Of the side effects the researchers did observe, most were mild or moderate. Nine patients experienced pyrexia, 6 had diarrhea, 6 developed an upper respiratory tract infection, 5 developed a cough, 4 experienced vomiting, 4 had nasal congestion, 4 had tachycardia, and 1 patient developed a meningococcal infection during follow-up.

Dr Newland presented similar results from another study of eculizumab in aHUS. He discussed the results during an EHA-JSH joint symposium on platelet disorders, but the study was also presented at ASH last year as abstract 193.

The study included 17 aHUS patients who received eculizumab for a mean of 58 weeks. All of the patients achieved event-free status, which was defined as 12 weeks or more of stable platelet count, no PE/PI, and no new dialysis. Additionally, 4 of 5 patients were able to discontinue dialysis as a result of treatment with eculizumab.
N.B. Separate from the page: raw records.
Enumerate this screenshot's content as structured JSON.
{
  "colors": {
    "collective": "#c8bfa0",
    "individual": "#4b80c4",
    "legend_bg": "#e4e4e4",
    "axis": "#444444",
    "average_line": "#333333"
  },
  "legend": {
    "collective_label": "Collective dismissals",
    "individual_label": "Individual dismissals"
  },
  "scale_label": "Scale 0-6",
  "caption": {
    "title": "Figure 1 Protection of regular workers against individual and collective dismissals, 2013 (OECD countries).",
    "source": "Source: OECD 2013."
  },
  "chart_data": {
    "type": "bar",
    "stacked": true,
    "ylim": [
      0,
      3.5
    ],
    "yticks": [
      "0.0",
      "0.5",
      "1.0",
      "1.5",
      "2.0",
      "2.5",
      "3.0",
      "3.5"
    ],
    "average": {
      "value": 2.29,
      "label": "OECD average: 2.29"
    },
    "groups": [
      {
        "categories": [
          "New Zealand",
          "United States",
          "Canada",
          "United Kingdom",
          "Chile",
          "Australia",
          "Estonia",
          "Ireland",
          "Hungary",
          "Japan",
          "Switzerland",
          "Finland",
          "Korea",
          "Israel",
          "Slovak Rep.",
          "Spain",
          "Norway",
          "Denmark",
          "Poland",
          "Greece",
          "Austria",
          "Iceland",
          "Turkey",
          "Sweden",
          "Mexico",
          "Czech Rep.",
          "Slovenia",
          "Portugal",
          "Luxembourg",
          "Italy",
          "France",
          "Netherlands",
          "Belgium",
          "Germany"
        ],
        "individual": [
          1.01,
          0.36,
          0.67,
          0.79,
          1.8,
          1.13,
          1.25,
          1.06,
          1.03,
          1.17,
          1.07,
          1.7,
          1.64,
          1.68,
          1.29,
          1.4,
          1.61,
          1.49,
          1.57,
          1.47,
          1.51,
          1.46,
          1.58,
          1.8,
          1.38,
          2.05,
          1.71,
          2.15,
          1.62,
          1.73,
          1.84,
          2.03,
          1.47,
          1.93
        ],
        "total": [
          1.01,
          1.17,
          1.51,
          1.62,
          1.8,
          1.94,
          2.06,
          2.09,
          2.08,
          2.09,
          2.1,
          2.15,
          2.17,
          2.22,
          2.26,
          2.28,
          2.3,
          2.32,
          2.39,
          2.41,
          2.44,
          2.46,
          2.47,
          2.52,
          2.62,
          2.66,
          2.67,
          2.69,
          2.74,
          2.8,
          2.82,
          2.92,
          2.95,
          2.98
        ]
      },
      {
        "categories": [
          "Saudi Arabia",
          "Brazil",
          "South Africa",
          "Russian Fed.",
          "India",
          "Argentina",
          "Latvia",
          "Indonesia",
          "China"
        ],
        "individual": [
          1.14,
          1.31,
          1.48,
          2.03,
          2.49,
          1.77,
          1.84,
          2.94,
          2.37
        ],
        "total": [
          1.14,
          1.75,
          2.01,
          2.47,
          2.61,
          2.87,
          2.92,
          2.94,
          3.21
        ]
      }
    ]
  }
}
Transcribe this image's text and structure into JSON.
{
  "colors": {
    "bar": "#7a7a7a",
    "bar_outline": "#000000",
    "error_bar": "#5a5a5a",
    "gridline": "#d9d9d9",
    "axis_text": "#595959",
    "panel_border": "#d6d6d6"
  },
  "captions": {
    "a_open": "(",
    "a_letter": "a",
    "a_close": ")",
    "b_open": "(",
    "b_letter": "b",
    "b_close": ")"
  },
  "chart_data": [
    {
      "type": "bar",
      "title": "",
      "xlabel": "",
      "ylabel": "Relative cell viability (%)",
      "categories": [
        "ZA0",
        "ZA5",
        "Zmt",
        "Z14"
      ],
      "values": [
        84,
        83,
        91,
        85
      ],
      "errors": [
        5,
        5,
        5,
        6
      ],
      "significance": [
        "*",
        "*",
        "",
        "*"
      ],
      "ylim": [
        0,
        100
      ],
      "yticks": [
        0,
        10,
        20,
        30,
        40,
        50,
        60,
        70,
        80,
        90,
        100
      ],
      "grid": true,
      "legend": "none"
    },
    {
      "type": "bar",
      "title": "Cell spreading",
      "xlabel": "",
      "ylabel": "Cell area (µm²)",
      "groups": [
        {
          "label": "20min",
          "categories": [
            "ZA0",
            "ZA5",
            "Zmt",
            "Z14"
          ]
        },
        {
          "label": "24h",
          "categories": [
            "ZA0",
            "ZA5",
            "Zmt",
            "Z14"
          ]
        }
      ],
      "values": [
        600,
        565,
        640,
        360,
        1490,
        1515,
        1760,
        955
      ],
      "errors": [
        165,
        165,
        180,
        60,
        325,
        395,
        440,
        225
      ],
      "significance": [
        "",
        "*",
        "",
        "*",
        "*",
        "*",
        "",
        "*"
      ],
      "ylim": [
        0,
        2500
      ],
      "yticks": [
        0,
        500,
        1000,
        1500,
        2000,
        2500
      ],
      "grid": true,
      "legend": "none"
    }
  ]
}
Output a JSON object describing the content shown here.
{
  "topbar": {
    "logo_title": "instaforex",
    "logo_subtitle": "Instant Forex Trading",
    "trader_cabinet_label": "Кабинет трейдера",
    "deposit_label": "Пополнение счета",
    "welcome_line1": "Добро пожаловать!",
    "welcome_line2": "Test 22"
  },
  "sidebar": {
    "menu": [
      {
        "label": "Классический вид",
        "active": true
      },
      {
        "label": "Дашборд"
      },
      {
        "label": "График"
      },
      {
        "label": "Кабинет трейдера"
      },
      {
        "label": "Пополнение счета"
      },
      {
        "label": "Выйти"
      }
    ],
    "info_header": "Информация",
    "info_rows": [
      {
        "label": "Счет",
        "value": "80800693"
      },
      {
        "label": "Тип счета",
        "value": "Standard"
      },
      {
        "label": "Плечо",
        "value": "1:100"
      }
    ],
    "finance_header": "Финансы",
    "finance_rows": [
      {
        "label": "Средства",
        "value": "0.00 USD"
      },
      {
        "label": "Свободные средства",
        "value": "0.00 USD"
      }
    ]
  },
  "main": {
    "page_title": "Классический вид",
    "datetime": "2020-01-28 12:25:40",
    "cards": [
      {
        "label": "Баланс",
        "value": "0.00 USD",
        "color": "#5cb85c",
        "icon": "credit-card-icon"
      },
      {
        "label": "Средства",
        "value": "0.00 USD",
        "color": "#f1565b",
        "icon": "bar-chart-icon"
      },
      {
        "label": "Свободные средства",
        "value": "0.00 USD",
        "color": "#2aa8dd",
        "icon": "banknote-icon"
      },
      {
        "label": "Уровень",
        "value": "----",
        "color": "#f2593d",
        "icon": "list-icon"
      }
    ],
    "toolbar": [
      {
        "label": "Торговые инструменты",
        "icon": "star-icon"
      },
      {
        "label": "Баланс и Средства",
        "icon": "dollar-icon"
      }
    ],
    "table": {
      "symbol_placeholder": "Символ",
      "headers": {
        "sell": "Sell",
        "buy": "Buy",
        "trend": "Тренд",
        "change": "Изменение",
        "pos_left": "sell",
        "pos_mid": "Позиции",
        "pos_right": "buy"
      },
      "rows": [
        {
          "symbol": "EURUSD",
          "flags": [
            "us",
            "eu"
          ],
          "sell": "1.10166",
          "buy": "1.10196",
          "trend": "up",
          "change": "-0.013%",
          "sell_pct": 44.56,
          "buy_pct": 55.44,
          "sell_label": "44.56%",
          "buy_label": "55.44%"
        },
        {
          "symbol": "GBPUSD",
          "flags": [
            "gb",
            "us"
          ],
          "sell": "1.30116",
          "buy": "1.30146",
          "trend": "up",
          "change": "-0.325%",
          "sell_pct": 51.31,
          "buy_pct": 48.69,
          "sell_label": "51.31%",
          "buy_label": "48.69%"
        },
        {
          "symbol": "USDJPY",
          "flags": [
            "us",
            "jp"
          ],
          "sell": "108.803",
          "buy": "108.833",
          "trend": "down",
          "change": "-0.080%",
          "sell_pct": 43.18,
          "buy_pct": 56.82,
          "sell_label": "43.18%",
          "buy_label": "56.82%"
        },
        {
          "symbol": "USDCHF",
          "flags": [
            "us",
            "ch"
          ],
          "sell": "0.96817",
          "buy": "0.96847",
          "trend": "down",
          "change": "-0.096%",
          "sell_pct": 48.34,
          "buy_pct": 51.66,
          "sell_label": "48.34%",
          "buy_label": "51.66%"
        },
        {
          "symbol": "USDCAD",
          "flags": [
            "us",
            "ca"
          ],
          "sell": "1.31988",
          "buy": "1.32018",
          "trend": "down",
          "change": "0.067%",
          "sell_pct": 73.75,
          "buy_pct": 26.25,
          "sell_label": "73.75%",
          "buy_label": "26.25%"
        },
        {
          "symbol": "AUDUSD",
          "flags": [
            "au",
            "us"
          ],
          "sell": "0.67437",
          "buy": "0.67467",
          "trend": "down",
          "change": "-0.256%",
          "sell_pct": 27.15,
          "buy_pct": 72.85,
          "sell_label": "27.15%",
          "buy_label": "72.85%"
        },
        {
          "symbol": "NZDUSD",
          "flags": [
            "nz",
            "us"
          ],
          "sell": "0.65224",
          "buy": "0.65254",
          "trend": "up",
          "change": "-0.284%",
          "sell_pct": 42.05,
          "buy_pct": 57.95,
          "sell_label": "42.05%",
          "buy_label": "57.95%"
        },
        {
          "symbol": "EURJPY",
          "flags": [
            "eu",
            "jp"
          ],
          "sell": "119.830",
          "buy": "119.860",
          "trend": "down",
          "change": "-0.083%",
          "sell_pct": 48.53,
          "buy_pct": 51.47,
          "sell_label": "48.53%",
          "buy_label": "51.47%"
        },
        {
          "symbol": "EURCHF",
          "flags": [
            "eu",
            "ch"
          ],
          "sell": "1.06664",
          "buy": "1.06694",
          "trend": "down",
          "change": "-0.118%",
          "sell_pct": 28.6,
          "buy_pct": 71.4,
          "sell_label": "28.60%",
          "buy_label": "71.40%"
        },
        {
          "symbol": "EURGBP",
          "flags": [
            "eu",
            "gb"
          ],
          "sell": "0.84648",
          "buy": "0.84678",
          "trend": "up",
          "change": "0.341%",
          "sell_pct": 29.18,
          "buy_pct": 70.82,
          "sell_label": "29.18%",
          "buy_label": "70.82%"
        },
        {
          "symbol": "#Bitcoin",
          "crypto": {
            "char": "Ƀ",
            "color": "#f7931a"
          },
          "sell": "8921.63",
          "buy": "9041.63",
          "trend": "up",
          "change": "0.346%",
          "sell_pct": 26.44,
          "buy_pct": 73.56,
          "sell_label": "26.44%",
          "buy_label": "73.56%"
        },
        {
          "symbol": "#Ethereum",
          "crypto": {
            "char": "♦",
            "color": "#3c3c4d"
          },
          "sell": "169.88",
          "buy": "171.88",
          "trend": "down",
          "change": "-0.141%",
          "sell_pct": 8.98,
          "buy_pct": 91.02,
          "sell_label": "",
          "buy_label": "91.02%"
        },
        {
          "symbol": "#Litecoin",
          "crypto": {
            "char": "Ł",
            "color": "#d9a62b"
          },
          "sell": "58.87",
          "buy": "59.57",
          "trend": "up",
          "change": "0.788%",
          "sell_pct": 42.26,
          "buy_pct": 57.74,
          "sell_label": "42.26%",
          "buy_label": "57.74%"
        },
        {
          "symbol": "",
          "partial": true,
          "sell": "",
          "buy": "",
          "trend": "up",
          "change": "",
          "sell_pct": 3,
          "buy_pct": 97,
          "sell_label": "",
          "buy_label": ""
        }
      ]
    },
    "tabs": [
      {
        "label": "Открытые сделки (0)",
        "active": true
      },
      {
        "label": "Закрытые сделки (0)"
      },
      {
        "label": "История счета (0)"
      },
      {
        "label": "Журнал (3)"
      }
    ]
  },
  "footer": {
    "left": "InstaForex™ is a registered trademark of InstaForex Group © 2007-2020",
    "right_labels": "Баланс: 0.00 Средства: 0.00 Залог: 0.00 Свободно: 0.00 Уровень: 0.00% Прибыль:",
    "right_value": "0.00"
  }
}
As in Dr Vilalta’s study, treatment was similarly effective in patients with or without complement regulatory factor mutations. And the drug was generally well-tolerated. Twelve patients experienced adverse events, 1 of which was severe.

“[Eculizumab] showed phenomenal results here,” Dr Newland said. “Patients, particularly those treated earlier in their disease, were able to normalize their renal function.”

He said such an improvement is “dramatic” for this patient population, as 25% of aHUS patients die with the first attack, and 50% go into end-stage renal disease. Therefore, eculizumab can be considered the standard of care for aHUS patients—“if [they] can afford it.”